2.3.4 – O caso Francês
Na França, o princípio norteador do serviço público é o de assegurar o interesse geral, garantindo a todos condições de igualdade, através de uma modelo que enfatiza o caráter estatizante e centralizador.
Michel Crozier (1989) analisa o significado do “Estado à Francesa”, após um salto fantástico dado pela sociedade daquele país a partir de 1945. Segundo o autor, merece destaque o papel das relações humanas como expressão das práticas administrativas, enfatizando a intervenção estatal em todos os níveis. Como conseqüência do enfoque em “manter o interesse geral a qualquer preço”, o autor argumenta que tal procedimento fortalece a lógica burocrática, privilegiando os controles, mais particularmente os controles de conformidade. Ainda segundo o autor, tal enfoque é aceitável em ambientes estáveis, mas insuportável em ambientes dinâmicos, onde a inovação desempenha um papel cada vez mais decisivo.
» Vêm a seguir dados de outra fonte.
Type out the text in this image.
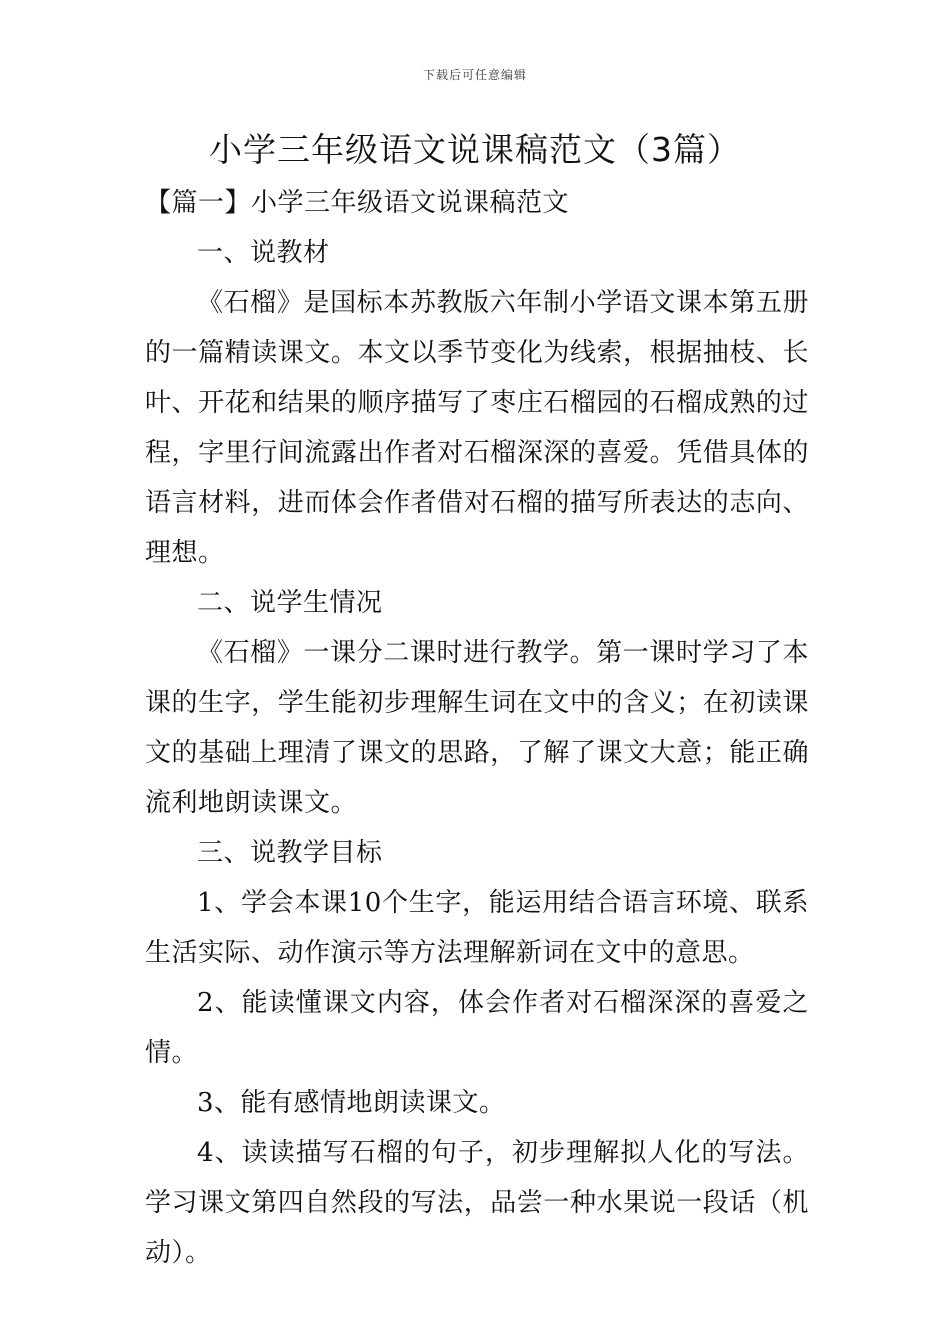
下载后可任意编辑
小学三年级语文说课稿范文（3篇）

【篇一】小学三年级语文说课稿范文

一、说教材

《石榴》是国标本苏教版六年制小学语文课本第五册的一篇精读课文。本文以季节变化为线索，根据抽枝、长叶、开花和结果的顺序描写了枣庄石榴园的石榴成熟的过程，字里行间流露出作者对石榴深深的喜爱。凭借具体的语言材料，进而体会作者借对石榴的描写所表达的志向、理想。

二、说学生情况

《石榴》一课分二课时进行教学。第一课时学习了本课的生字，学生能初步理解生词在文中的含义；在初读课文的基础上理清了课文的思路，了解了课文大意；能正确流利地朗读课文。

三、说教学目标

1、学会本课10个生字，能运用结合语言环境、联系生活实际、动作演示等方法理解新词在文中的意思。

2、能读懂课文内容，体会作者对石榴深深的喜爱之情。

3、能有感情地朗读课文。

4、读读描写石榴的句子，初步理解拟人化的写法。学习课文第四自然段的写法，品尝一种水果说一段话（机动）。
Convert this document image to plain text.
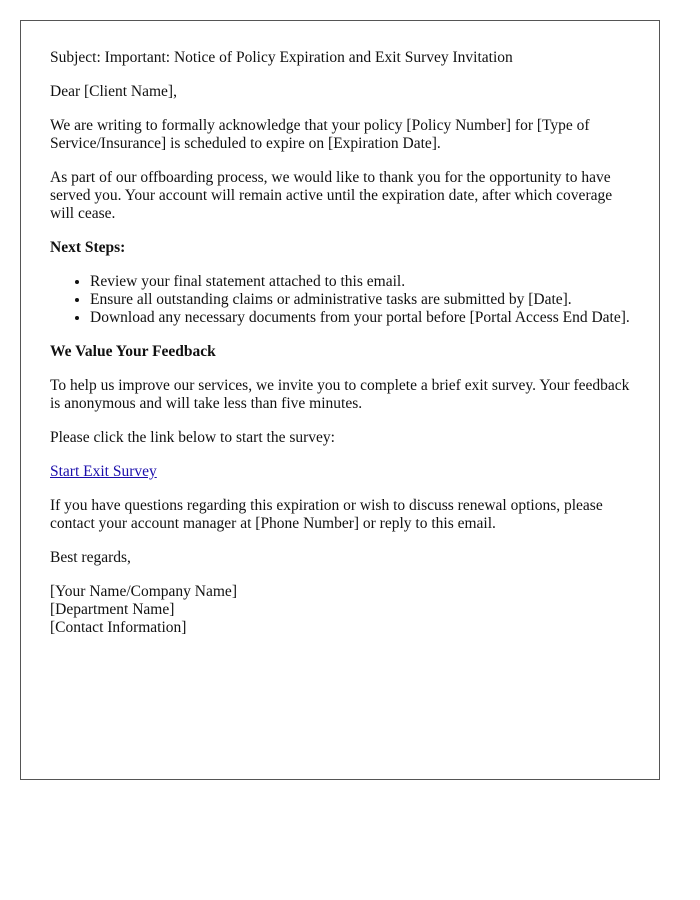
Subject: Important: Notice of Policy Expiration and Exit Survey Invitation

Dear [Client Name],

We are writing to formally acknowledge that your policy [Policy Number] for [Type of Service/Insurance] is scheduled to expire on [Expiration Date].

As part of our offboarding process, we would like to thank you for the opportunity to have served you. Your account will remain active until the expiration date, after which coverage will cease.

Next Steps:
• Review your final statement attached to this email.
• Ensure all outstanding claims or administrative tasks are submitted by [Date].
• Download any necessary documents from your portal before [Portal Access End Date].
We Value Your Feedback

To help us improve our services, we invite you to complete a brief exit survey. Your feedback is anonymous and will take less than five minutes.

Please click the link below to start the survey:

Start Exit Survey

If you have questions regarding this expiration or wish to discuss renewal options, please contact your account manager at [Phone Number] or reply to this email.

Best regards,

[Your Name/Company Name]
[Department Name]
[Contact Information]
Em razão da ineficiência desse modelo em ambientes instáveis, a França se viu na necessidade de adotar um modelo menos estatizante e centralizador, mais adequado à nova realidade ambiental, e para isso criou um documento base para a reforma do Estado, que definiu os seguintes objetivos prioritários: definir o papel do Estado; focalizar o cidadão; reformar o Estado central; delegar responsabilidades; racionalizar o aparelho do Estado; renovar a gestão dos recursos humanos e renovar a gestão orçamentária. O processo de modernização também passa pela desconcentração de atividades, transferindo-as para os níveis locais e pela descentralização, transferindo funções do poder central para os departamentos ou governos locais. Outra tendência observada pelo autor diz respeito à contratualização das atividades dos órgãos públicos, apoiadas por um sistema de informações e de avaliação. Tais medidas visam aproximar do usuário a execução ou centro de decisão (desconcentração e descentralização) e dotar a administração pública de maior eficiência e eficácia nos serviços e melhor atendimento ao usuário (contratualização).
Como se vê, a preocupação da França em prestar um serviço de melhor qualidade aos usuários destes, é bem mais acentuada que em outros países, notadamente os estudados pelo autor, Estados Unidos e Inglaterra.
Revista do Serviço Público, ano 47, v. 120, nº 3, set-dez 1996
* Bacharel e Mestrando em Administração de Empresas, com ênfase em Segurança Pública e Defesa Social.